2009 yılıydı. TRT'de beraber radyo programı yaptığımız arkadaşım
o gün yayına elinde bir Akit gazetesiyle geldi. Gazetenin sür
manşetindeydi.
Mevzu ise, soy isminin Ergenekon davasından yargılanan üst düzey
bir askerle aynı olmasıydı. Öyleyse "TRT'de ne arıyordu?" Bir anda
Ergenekon'un radyocuları oluvermiştik! Hemen dönemin Akit Ankara
temsilcisini aradım. Arkadaşımın Ergenekon davasından yargılanan
askerin kızı olmadığını, zaten babasını yıllar önce kaybettiğini
söyledim. "Her şey bir yana yahu beni de mi tanımıyorsunuz" dedim.
Hiçbir şey olmamış gibi davrandı. Çok sinirlendiğimi
hatırlıyorum.
Zaman zaman bazı yazarlarının da "hışmına" uğradığım gazeteye olan
kızgınlığım yayın yönetmeni Hasan Karakaya ile tanıştığımda bir
anda geçti.
İçimden "o sert yazıları yazan, manşetleri atan adam bu olmaz. Bir
yanlışlık olmalı" diye geçirdiğimi hatırlıyorum.
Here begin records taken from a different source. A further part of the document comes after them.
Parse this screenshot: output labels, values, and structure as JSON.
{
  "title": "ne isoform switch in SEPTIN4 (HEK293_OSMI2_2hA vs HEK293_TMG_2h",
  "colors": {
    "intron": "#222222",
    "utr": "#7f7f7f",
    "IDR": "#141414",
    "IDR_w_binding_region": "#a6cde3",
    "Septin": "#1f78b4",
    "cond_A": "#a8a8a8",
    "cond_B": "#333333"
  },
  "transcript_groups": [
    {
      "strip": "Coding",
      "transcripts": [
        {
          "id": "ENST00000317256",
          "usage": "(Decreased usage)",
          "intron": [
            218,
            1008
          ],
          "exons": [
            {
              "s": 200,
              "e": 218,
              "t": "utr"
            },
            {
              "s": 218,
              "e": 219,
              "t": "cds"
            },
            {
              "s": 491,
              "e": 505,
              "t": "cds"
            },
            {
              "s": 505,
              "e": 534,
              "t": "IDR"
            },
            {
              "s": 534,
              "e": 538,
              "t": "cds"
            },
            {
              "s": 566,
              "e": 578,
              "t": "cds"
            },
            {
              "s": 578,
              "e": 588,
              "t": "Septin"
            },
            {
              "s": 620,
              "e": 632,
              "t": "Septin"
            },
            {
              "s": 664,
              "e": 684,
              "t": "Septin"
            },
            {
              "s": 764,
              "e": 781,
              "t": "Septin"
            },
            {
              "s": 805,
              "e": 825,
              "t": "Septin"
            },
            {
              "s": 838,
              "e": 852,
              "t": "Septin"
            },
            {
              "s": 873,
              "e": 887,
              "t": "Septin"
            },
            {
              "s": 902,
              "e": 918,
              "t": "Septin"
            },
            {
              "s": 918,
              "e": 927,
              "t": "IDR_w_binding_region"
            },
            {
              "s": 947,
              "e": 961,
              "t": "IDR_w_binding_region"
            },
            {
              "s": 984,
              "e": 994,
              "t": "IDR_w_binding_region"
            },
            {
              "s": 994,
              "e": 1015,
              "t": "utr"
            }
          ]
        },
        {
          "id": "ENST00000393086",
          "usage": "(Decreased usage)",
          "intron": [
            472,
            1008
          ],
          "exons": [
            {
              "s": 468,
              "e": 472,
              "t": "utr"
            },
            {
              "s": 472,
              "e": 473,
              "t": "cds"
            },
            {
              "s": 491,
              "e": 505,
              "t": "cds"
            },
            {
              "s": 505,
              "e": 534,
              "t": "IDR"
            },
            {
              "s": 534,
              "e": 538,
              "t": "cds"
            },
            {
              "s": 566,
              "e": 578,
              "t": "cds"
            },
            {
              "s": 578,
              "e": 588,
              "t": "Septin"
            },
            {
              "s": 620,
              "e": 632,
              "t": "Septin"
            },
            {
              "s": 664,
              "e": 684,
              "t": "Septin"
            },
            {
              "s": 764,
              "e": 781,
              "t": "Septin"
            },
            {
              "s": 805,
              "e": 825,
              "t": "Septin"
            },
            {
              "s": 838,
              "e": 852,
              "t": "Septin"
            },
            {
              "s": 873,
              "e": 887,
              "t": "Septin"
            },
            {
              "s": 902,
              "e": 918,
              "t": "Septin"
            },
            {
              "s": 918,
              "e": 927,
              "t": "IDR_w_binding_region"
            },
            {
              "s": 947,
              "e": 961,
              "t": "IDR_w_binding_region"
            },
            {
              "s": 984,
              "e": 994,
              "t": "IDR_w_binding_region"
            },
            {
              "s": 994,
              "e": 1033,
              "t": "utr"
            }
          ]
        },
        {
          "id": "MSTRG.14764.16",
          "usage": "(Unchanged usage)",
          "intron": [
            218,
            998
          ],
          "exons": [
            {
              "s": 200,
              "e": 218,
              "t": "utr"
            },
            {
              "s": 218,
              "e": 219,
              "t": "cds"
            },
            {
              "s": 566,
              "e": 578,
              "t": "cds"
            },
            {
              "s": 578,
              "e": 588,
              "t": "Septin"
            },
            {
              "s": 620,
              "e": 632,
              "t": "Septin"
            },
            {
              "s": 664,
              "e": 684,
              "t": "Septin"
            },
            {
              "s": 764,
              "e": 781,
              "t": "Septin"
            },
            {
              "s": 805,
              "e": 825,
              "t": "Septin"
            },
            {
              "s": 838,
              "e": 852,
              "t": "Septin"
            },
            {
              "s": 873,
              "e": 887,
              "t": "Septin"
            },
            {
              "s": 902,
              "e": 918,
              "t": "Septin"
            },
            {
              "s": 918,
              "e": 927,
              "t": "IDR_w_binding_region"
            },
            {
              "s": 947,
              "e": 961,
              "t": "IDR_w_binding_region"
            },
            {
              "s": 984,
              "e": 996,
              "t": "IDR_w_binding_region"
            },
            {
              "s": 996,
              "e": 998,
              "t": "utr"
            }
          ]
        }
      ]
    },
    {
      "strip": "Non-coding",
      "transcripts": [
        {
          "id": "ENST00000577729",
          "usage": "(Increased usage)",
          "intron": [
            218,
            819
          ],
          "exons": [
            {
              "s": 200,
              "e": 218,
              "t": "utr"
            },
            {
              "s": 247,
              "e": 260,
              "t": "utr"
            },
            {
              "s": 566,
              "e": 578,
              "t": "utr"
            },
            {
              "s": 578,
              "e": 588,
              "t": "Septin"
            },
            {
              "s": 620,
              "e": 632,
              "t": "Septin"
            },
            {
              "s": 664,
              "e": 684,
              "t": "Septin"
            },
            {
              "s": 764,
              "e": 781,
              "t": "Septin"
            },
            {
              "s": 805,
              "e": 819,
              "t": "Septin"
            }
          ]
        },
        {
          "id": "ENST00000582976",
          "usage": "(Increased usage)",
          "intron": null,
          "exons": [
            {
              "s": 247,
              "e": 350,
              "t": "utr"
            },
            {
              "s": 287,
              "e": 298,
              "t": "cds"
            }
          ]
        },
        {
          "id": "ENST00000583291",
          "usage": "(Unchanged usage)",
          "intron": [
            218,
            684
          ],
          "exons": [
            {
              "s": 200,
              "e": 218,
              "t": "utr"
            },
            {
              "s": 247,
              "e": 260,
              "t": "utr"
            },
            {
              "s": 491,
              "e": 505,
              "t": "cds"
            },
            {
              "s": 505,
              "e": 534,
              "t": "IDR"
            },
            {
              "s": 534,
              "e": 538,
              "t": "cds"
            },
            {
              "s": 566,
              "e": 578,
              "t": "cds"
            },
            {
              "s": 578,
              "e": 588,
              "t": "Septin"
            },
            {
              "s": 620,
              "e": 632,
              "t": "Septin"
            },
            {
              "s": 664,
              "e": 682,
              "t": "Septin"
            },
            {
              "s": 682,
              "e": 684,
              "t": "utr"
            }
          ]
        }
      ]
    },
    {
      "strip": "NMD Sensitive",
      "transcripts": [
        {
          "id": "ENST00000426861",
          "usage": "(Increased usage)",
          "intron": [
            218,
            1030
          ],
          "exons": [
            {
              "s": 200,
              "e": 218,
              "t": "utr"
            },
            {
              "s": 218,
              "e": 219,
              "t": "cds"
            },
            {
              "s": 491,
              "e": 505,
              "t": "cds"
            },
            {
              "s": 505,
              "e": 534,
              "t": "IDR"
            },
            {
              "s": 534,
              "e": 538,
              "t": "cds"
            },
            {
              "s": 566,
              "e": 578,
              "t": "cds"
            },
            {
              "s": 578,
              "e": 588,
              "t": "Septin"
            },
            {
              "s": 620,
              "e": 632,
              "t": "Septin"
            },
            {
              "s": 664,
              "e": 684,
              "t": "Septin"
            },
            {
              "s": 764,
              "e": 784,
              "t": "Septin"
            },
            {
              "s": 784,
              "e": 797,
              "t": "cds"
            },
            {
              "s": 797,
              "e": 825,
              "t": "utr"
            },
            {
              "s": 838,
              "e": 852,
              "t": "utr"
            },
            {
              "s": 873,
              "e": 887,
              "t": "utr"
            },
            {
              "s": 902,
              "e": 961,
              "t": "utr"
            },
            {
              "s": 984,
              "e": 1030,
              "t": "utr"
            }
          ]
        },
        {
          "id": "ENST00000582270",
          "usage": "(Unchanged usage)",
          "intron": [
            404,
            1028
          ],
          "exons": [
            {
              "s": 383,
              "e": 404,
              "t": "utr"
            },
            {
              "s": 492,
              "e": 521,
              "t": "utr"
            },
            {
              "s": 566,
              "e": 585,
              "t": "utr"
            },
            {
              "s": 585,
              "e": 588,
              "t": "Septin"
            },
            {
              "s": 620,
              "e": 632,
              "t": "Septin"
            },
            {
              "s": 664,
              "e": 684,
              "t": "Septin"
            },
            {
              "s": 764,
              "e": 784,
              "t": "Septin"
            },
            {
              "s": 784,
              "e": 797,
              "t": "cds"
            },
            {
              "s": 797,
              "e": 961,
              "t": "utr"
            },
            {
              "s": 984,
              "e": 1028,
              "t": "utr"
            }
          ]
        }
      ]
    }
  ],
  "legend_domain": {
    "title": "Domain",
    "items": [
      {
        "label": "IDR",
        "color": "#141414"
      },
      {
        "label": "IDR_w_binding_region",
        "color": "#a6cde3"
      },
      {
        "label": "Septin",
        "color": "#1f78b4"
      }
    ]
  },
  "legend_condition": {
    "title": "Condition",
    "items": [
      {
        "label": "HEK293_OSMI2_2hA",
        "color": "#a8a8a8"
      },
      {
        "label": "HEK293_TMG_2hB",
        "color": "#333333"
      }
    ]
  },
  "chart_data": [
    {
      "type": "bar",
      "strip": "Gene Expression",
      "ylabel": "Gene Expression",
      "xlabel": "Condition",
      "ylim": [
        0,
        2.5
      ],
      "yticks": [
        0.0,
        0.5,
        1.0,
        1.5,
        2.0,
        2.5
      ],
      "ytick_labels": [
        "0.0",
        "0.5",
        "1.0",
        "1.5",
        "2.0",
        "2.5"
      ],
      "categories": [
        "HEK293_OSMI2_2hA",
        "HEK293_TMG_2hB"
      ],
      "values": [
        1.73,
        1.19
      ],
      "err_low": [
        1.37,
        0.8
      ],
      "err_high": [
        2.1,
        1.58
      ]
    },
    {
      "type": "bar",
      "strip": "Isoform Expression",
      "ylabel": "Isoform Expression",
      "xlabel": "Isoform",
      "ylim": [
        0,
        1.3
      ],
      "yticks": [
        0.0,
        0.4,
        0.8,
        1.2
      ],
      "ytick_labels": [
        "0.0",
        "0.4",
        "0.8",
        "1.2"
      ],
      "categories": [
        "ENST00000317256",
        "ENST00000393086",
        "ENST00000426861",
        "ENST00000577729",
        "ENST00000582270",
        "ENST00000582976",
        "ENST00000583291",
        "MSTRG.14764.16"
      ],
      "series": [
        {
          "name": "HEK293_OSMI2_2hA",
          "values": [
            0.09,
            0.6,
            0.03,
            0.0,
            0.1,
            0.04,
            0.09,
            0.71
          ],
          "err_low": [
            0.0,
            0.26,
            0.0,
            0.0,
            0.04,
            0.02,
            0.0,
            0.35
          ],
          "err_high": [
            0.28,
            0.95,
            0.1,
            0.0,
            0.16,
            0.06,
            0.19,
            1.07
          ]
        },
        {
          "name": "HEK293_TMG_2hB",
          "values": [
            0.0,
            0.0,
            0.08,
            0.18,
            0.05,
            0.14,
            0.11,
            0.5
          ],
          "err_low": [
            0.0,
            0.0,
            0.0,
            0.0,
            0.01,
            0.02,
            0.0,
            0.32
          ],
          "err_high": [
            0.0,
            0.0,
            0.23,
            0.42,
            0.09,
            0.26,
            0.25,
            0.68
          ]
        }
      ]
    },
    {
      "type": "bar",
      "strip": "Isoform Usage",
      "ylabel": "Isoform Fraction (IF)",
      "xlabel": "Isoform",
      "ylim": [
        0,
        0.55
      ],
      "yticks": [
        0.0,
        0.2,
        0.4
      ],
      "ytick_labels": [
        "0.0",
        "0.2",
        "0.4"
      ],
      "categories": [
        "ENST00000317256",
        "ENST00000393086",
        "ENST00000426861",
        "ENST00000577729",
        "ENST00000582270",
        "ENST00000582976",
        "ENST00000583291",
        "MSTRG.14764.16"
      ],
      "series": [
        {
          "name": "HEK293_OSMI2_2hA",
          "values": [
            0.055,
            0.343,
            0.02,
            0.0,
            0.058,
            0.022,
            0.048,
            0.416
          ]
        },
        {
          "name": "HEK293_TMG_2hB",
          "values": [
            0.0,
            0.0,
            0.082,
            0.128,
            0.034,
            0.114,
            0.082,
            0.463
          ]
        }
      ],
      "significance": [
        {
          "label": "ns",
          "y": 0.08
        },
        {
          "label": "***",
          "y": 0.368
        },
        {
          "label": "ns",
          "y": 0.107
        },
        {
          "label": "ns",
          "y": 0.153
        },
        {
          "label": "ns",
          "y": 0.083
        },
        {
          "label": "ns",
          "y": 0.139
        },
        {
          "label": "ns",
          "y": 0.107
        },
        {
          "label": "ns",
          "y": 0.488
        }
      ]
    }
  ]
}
Tanıdığım en güler yüzlü, esprili, hayat dolu gazeteciydi Karakaya.
Daha sonra, pek çok ülkeye yapılan resmi ziyaretleri onunla
birlikte izledik.
Örneğin, Küba'ya ayak basmamızdan itibaren gün boyu "Senin
memlekete geldik, hadi bize bir cami bul bakalım" diyerek beni
canımdan bezdirdiğini hiç unutmuyorum. Aramızda kalsın Küba'yı
sevmişti de.
Perşembe gece yarısı Kahvaltı Haberleri için kanala giderken Hasan
abinin ölüm haberini aldığımda o gezileri ve sohbetlerimizi
hatırladım.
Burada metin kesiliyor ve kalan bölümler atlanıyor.